Al pisar las calles empedradas, notarás que el terreno cambia ligeramente; el camino se ondula suavemente mientras te diriges hacia la Mezquita de Süleymaniye. Al girar en Divan Yolu, la densidad de la zona comienza a cambiar. Cafés y tiendas bordean las calles, sus aromas se mezclan con el olor del pan recién horneado. Los sonidos de los vendedores ofreciendo sus productos crean un fondo animado, mientras el ocasional aroma de castañas asadas te tienta a detenerte. A medida que te acercas al bullicioso barrio de Laleli, los edificios se alzan más altos y las calles zumban de actividad.

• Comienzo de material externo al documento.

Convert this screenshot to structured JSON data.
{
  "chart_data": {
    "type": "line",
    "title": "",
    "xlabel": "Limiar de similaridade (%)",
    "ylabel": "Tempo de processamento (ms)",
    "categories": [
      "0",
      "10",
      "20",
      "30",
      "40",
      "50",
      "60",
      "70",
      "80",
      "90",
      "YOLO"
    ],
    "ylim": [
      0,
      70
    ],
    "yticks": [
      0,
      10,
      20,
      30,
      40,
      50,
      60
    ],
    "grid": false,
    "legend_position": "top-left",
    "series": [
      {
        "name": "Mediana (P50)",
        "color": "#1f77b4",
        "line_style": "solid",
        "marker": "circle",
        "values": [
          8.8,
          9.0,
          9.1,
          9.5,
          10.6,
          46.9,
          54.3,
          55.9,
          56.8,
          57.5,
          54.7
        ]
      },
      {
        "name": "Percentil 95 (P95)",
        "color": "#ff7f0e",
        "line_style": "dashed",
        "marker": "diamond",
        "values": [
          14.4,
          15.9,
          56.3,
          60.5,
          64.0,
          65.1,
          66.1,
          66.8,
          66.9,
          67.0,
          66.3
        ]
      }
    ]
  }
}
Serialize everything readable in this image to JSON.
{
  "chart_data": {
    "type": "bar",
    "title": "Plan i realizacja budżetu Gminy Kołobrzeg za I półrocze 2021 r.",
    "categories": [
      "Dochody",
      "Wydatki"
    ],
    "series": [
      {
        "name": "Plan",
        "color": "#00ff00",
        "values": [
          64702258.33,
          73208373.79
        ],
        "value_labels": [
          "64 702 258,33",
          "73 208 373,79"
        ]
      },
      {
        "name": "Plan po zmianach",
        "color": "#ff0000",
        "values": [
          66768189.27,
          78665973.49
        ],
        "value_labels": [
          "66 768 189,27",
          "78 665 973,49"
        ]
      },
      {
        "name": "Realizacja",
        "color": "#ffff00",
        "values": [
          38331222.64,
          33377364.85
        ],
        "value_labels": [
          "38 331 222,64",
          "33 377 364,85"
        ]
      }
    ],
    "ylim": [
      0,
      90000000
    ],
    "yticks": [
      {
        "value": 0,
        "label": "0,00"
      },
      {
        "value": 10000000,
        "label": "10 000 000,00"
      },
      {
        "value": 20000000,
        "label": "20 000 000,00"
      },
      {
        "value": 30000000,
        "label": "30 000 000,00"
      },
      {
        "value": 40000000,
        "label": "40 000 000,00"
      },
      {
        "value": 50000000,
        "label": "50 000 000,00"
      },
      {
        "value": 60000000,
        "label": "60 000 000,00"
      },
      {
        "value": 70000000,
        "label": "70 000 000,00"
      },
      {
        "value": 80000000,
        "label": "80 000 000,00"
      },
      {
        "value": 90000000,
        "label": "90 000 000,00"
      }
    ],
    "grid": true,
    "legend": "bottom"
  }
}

Presta atención a los adoquines irregulares bajo tus pies, especialmente al navegar por callejones estrechos. El tráfico puede ser impredecible, con scooters pasando rápidamente, así que asegúrate de mantenerte alerta. La zona puede estar concurrida, especialmente alrededor de la hora del almuerzo cuando tanto locales como turistas se reúnen para comer. Es prudente mantener tus pertenencias cerca, ya que los carteristas pueden ser una preocupación en áreas concurridas, y ten en cuenta que algunas tiendas pueden tener horarios de apertura irregulares.
Lleva zapatos cómodos para este paseo - los adoquines pueden ser duros para los pies. Dada la climatología de Estambul, lleva una botella de agua para mantenerte hidratado, especialmente si caminas bajo el sol de la tarde. Si visitas en verano, considera llevar un sombrero y gafas de sol, mientras que en invierno, una chaqueta ligera debería ser suficiente, ya que las temperaturas pueden bajar por las noches.
El mejor momento de este paseo llega justo antes del atardecer, cuando la luz proyecta un tono dorado sobre la ciudad. Al estar frente a la Mezquita de Süleymaniye, el sol se hunde detrás de las cúpulas, iluminando los intrincados detalles de su arquitectura. El aire se enfría, y los suaves sonidos de la ciudad se mezclan en una sinfonía serena, con el tenue aroma de incienso flotando en el aire de la tarde.